Narváez arrived in Boca Ciega Bay in April 1528, to claim La Florida for Spain. He established a momentary settlement which he named La Cruz. Cabeza de Vaca, to his right, was the Royal Treasurer, basically a King’s man, and Narváez didn’t like it one bit that he was being supervised. They had a bitter argument over abandoning the settlement and heading inland to look for gold.

The woman on the far right is one of ten women who accompanied the expedition to Florida. She too advised Narváez not to abandon the new town based on a visit to a fortuneteller back in Seville. But, Narváez was adamant.

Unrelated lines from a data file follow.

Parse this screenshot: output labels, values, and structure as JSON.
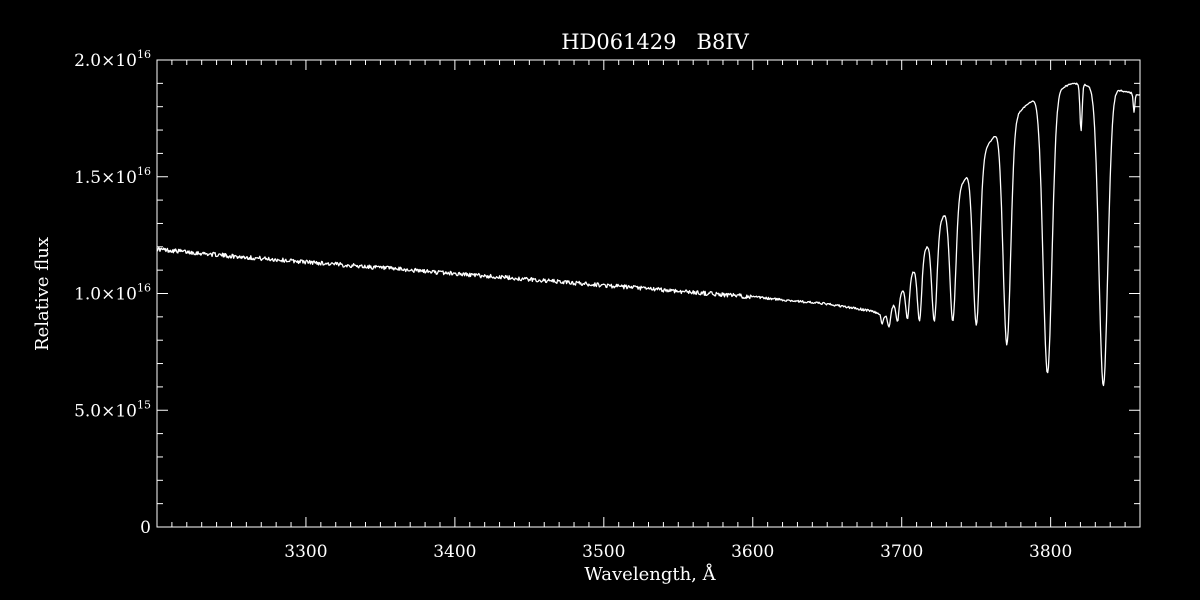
{
  "chart_data": {
    "type": "line",
    "title": "HD061429   B8IV",
    "xlabel": "Wavelength, Å",
    "ylabel": "Relative flux",
    "xlim": [
      3200,
      3860
    ],
    "ylim": [
      0,
      2e+16
    ],
    "x_ticks": [
      3300,
      3400,
      3500,
      3600,
      3700,
      3800
    ],
    "x_tick_labels": [
      "3300",
      "3400",
      "3500",
      "3600",
      "3700",
      "3800"
    ],
    "y_ticks": [
      0,
      5000000000000000.0,
      1e+16,
      1.5e+16,
      2e+16
    ],
    "y_tick_labels": [
      {
        "mantissa": "0",
        "exponent": ""
      },
      {
        "mantissa": "5.0×10",
        "exponent": "15"
      },
      {
        "mantissa": "1.0×10",
        "exponent": "16"
      },
      {
        "mantissa": "1.5×10",
        "exponent": "16"
      },
      {
        "mantissa": "2.0×10",
        "exponent": "16"
      }
    ],
    "grid": false,
    "line_color": "#ffffff",
    "background_color": "#000000",
    "continuum": [
      [
        3200,
        1.19e+16
      ],
      [
        3250,
        1.16e+16
      ],
      [
        3300,
        1.135e+16
      ],
      [
        3350,
        1.11e+16
      ],
      [
        3400,
        1.085e+16
      ],
      [
        3450,
        1.06e+16
      ],
      [
        3500,
        1.035e+16
      ],
      [
        3550,
        1.01e+16
      ],
      [
        3600,
        9850000000000000.0
      ],
      [
        3650,
        9550000000000000.0
      ],
      [
        3680,
        9250000000000000.0
      ],
      [
        3690,
        9000000000000000.0
      ],
      [
        3710,
        1.12e+16
      ],
      [
        3725,
        1.3e+16
      ],
      [
        3745,
        1.52e+16
      ],
      [
        3765,
        1.7e+16
      ],
      [
        3790,
        1.84e+16
      ],
      [
        3815,
        1.9e+16
      ],
      [
        3840,
        1.88e+16
      ],
      [
        3860,
        1.85e+16
      ]
    ],
    "balmer_lines": [
      {
        "x": 3686.8,
        "depth": 350000000000000.0,
        "width": 1.0
      },
      {
        "x": 3691.6,
        "depth": 600000000000000.0,
        "width": 1.2
      },
      {
        "x": 3697.2,
        "depth": 1000000000000000.0,
        "width": 1.4
      },
      {
        "x": 3703.9,
        "depth": 1600000000000000.0,
        "width": 1.7
      },
      {
        "x": 3711.97,
        "depth": 2600000000000000.0,
        "width": 2.0
      },
      {
        "x": 3721.94,
        "depth": 3800000000000000.0,
        "width": 2.4
      },
      {
        "x": 3734.37,
        "depth": 5200000000000000.0,
        "width": 2.8
      },
      {
        "x": 3750.15,
        "depth": 7000000000000000.0,
        "width": 3.2
      },
      {
        "x": 3770.63,
        "depth": 9500000000000000.0,
        "width": 3.6
      },
      {
        "x": 3797.9,
        "depth": 1.2e+16,
        "width": 4.2
      },
      {
        "x": 3835.4,
        "depth": 1.28e+16,
        "width": 4.2
      }
    ],
    "metal_lines": [
      {
        "x": 3820.4,
        "depth": 2000000000000000.0,
        "width": 1.0
      },
      {
        "x": 3856.0,
        "depth": 800000000000000.0,
        "width": 0.8
      }
    ]
  }
}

“For Las Casas, the most determining event in his conversion was the massacre of Caonao. A Spanish entrada under the command of Panfilo de Narvaez, who would later attain fame being captured by Hernan Cortes, stumbled upon a large bohio, a rounded house with a thatch roof.  Around 500 Indians were huddled inside, no doubt frightened by the armed invaders.  One conquistador suddenly attacked the group, and others followed in a kind of bloodthirsty frenzy. Las Casas watched as hundreds of unarmed innocents were hacked to death by Spanish swords. In the midst of the slaughter, Las Casas appealed to Narváez to subdue this madness. However,Narváez ignored Las Casas, choosing instead to remain on his horse and watch the unfolding spectacle.  Las Casas was dumbfounded by this unwarranted slaughter of men, women, and children, and realized that the Indians were being, and would continue to be, victimized for the sake of gold and sugar. He freed the Indians in his own encomienda, and began to openly oppose not only the entrapment and forced servitude of the Indians, but also the mandatory conversions to Christianity.”

Narváez’s brutality did not end in Cuba. Here in Florida he was known to have captured an Honored Man (cacique) Hirrahigua and slice off his nose and to feed Hirrahigua’s mother live to his war dogs all in his pursuit of the elusive gold. This was one sick, disgusting man.